Analysis of the experimental data indicates a significant degree of catalytic CO conversion (χ_CO) even at room temperature. For the (ZnTe)_0.26(CdSe)_0.74 composition, the CO conversion rate reaches 79 %. As the temperature increases, χ_CO values generally rise, with maximum conversion observed at 373 K.

A comparison of the CO oxidation efficiency and CO adsorption capacity shows that CdSe and the solid solution (ZnTe)_0.26(CdSe)_0.74 demonstrate higher catalytic activity, which is consistent with their surface acid–base characteristics. In contrast, ZnTe exhibits lower catalytic activity and adsorption capacity.

In summary, substitutional solid solutions were successfully synthesized from the binary components ZnTe and CdSe. The solid solutions obtained exhibit a cubic structure when zinc telluride is in excess and a hexagonal structure when cadmium selenide predominates. Electron microscopy confirmed the molar and elemental composition of the samples.

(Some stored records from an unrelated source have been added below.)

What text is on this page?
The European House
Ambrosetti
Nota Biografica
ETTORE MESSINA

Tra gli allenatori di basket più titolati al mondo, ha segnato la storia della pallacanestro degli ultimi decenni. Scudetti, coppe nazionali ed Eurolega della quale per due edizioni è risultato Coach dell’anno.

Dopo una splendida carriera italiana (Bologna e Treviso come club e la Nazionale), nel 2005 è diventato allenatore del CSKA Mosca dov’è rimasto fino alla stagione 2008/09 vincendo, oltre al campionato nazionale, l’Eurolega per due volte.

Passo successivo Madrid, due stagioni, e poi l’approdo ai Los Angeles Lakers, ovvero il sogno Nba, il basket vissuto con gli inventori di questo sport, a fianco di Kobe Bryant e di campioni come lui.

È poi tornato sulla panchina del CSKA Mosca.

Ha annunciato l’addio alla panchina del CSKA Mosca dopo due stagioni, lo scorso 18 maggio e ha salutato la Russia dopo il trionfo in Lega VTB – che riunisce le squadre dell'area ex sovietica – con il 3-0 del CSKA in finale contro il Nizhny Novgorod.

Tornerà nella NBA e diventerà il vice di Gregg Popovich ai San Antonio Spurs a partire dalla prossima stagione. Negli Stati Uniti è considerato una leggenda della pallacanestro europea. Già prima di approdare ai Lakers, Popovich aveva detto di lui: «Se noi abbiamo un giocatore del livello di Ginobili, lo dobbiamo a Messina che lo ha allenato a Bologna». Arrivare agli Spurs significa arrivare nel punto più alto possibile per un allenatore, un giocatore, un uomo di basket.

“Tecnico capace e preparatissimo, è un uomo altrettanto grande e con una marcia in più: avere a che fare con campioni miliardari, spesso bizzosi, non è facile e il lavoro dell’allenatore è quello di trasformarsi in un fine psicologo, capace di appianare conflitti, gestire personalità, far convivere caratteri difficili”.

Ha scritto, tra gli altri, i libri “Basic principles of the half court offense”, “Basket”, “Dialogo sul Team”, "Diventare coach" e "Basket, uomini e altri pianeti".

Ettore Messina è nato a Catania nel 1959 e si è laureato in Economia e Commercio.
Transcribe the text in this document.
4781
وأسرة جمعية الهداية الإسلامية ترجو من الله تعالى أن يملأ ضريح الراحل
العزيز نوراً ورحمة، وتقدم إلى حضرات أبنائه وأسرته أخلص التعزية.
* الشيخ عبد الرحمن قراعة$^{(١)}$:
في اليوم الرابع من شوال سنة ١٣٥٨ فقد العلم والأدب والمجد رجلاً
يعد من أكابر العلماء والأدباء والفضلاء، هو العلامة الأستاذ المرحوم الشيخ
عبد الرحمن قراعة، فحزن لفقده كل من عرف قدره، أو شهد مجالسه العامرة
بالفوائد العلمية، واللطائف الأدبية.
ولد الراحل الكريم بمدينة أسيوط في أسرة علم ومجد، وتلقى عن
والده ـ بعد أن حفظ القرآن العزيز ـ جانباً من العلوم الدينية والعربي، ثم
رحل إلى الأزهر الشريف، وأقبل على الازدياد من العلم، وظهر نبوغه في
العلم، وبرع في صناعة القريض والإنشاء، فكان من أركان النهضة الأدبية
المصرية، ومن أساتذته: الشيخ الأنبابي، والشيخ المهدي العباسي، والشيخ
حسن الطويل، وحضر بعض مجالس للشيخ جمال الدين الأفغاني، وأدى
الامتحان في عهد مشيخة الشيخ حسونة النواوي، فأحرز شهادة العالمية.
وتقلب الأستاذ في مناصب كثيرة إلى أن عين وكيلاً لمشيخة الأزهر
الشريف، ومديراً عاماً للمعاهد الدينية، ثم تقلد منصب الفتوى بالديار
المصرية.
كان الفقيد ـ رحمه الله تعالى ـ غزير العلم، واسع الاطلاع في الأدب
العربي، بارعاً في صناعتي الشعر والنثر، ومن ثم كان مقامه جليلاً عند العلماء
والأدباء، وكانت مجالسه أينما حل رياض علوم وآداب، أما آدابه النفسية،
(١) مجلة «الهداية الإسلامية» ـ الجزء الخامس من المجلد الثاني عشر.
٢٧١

Among the synthesized materials the (ZnTe)_0.26(CdSe)_0.74 and (ZnTe)_0.68(CdSe)_0.32 compositions demonstrated the largest specific surface area. A similar trend was observed in these samples when analyzing the nature of active surface centers after exposure to air and carbon monoxide, using hydrolytic adsorption and non-aqueous conductometric titration. These results indicate that the surfaces of these solid solutions are highly active toward carbon monoxide. Their enhanced adsorption capacity in both СО and СО + О₂ atmospheres was further confirmed by IR spectroscopy.

Conclusions

The study of catalytic CO oxidation over samples of the ZnTe – CdSe system made it possible to preliminarily determine the temperature ranges at which CO oxidation occurs, as well as the most catalytically active compositions. Catalytic tests confirmed the activity of the solid solutions (ZnTe)_0.26(CdSe)_0.74 and (ZnTe)_0.68(CdSe)_0.32, making them suitable for use in environmental diagnostics to detect carbon monoxide in the workplace air of metallurgical enterprises.